Kenyatta says campus attackers “embedded” in Kenya’s Muslim community

GARISSA, Kenya (Reuters) – Kenya’s President Uhuru Kenyatta said yesterday that those behind an attack in which al Shabaab Islamist militants killed 148 people at a university were “deeply embedded” in Kenya, and called on Kenyan Muslims to help prevent radicalisation.

His televised speech in response to Thursday’s 15-hour siege at the Garissa university campus came after the Interior Ministry said five suspects in the assault had been detained, some while trying to flee to Somalia.

President Uhuru Kenyatta
President Uhuru Kenyatta

Four suspects were Kenyans of Somali origin, and the fifth was Tanzanian, the ministry said. The suspected mastermind, Mohamed Mohamud, a former teacher at a Garissa madrasa, is still on the run. Kenya has offered a 20 million shillings ($215,000) reward for his arrest. “Our task of countering terrorism has been made all the more difficult by the fact that the planners and financiers of this brutality are deeply embedded in our communities,” Kenyatta said.

“Radicalisation that breeds terrorism is not conducted in the bush at night.

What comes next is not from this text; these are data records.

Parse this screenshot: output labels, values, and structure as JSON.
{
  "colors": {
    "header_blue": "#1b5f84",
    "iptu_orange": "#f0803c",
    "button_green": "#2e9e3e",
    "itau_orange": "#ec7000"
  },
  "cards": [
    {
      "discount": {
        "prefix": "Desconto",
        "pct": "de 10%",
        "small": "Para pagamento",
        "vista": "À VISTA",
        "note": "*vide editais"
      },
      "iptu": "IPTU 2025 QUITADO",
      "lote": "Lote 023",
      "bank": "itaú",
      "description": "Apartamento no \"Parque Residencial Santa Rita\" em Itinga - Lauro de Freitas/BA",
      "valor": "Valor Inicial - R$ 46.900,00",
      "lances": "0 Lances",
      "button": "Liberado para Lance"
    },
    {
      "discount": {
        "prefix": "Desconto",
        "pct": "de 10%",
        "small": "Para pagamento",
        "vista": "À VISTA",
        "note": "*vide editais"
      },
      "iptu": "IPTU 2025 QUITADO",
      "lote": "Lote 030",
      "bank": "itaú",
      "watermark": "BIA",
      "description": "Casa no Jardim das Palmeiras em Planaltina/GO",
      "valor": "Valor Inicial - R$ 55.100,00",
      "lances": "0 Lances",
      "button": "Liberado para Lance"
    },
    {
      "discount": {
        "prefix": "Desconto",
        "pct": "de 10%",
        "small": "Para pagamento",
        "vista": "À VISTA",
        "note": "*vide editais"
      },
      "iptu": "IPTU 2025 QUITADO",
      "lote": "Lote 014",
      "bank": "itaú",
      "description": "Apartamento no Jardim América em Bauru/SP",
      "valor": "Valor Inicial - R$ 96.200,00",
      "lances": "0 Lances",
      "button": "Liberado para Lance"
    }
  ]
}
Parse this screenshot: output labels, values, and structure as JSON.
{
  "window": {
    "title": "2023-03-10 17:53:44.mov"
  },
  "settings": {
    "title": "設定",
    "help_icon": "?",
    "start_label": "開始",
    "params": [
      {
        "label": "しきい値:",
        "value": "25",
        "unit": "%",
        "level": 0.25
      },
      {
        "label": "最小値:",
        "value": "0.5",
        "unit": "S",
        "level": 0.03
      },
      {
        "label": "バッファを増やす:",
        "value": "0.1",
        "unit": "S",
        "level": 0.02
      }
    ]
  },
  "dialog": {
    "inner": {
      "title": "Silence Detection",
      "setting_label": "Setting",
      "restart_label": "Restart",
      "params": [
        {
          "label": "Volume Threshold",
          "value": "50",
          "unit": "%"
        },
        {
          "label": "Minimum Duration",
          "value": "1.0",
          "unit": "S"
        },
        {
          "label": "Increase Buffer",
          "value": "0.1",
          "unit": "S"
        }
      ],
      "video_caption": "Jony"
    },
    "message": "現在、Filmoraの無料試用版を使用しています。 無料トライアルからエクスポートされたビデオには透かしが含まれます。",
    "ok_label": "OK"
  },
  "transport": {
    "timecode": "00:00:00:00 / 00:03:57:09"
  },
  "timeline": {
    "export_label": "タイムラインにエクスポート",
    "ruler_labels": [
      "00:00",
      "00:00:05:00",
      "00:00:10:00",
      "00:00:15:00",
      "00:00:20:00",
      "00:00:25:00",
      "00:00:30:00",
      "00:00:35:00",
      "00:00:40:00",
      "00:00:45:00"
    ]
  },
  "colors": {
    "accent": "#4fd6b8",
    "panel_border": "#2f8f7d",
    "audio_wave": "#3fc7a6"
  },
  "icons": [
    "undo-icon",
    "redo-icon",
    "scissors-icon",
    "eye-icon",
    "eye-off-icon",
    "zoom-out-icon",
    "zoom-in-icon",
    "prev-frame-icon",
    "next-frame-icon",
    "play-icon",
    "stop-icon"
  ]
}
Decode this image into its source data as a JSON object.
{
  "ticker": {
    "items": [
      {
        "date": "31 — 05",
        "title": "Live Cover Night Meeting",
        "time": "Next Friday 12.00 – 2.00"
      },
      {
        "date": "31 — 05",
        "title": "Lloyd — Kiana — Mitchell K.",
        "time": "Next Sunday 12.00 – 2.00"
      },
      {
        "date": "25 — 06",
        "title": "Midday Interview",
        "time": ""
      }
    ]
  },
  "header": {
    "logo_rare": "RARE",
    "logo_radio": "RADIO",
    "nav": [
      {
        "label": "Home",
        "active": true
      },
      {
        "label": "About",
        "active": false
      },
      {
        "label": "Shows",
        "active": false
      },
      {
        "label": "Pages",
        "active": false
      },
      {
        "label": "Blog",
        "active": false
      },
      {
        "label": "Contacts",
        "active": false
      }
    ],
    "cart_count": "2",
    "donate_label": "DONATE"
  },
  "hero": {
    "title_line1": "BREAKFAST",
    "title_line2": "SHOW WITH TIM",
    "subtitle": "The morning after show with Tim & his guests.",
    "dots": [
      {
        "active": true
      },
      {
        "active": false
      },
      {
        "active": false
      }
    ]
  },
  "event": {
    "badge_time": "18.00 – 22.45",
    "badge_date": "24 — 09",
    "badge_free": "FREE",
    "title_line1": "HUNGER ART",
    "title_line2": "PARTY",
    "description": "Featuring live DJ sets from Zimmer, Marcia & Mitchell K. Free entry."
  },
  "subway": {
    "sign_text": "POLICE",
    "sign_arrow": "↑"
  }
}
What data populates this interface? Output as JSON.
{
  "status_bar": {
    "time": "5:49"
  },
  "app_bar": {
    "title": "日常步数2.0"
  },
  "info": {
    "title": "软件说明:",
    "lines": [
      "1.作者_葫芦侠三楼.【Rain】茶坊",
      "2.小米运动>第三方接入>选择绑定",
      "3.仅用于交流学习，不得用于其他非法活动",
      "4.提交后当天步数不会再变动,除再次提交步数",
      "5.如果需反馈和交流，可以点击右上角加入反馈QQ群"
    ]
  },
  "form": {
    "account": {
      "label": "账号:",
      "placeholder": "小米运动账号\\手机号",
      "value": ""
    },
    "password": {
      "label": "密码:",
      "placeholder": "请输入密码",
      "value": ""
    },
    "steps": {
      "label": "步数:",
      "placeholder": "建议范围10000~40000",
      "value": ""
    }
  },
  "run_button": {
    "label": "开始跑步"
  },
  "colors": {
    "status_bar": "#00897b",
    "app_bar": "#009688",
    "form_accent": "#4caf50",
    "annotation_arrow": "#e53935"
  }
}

It occurs in the full glare of day, in madrasas, in homes, and in mosques with rogue imams.”

The attack at Garissa, which lies 200 km (120 miles) from the Somali border, has put Kenya on high alert and spooked its Christian communities after reports the gunmen sought out Christian students while sparing some Muslims.

Kenyatta’s comments will put more pressure on Kenya’s Muslim community, who make up about 10 per cent of the 44-million-strong population.

More than 400 people have been killed by al Shabaab on Kenyan soil since he took power two years ago, including 67 people who died during a siege in September 2013 on a Nairobi shopping mall.

Earlier on Thursday, Somali militants vowed to wage a long war against Kenya and run its cities “red with blood”.

In a message directed at Kenyans, the al Qaeda aligned group said the raid on Garissa was revenge for Kenya’s military presence in Somalia and mistreatment of Muslims within Kenya.

“No amount of precaution or safety measures will be able to guarantee your safety, thwart another attack or prevent another bloodbath from occurring in your cities,” the group said in an emailed statement received by Reuters in the Somali capital.

Four attackers died at Garissa, but Kenya has not named them or announced their nationalities. The authorities put their bullet-ridden, swollen bodies on display yesterday, hoping that crowds coming to view the corpses might identify them.

The interior ministry said three suspects arrested at the border had coordinated the attack. Two were detained at the university, including a security guard and a Tanzanian man named as Rashid Charles Mberesero.

“We suspect the Tanzanian, who was hiding in the ceiling, was one of the combatants. He had ammunition with him when he was arrested on Thursday night,” ministry spokesman Mwenda Njoka told Reuters. “We suspect the guard facilitated the entry (into the university).”

The Kenya Red Cross said it had found a woman survivor yesterday in the university, two days after the siege ended.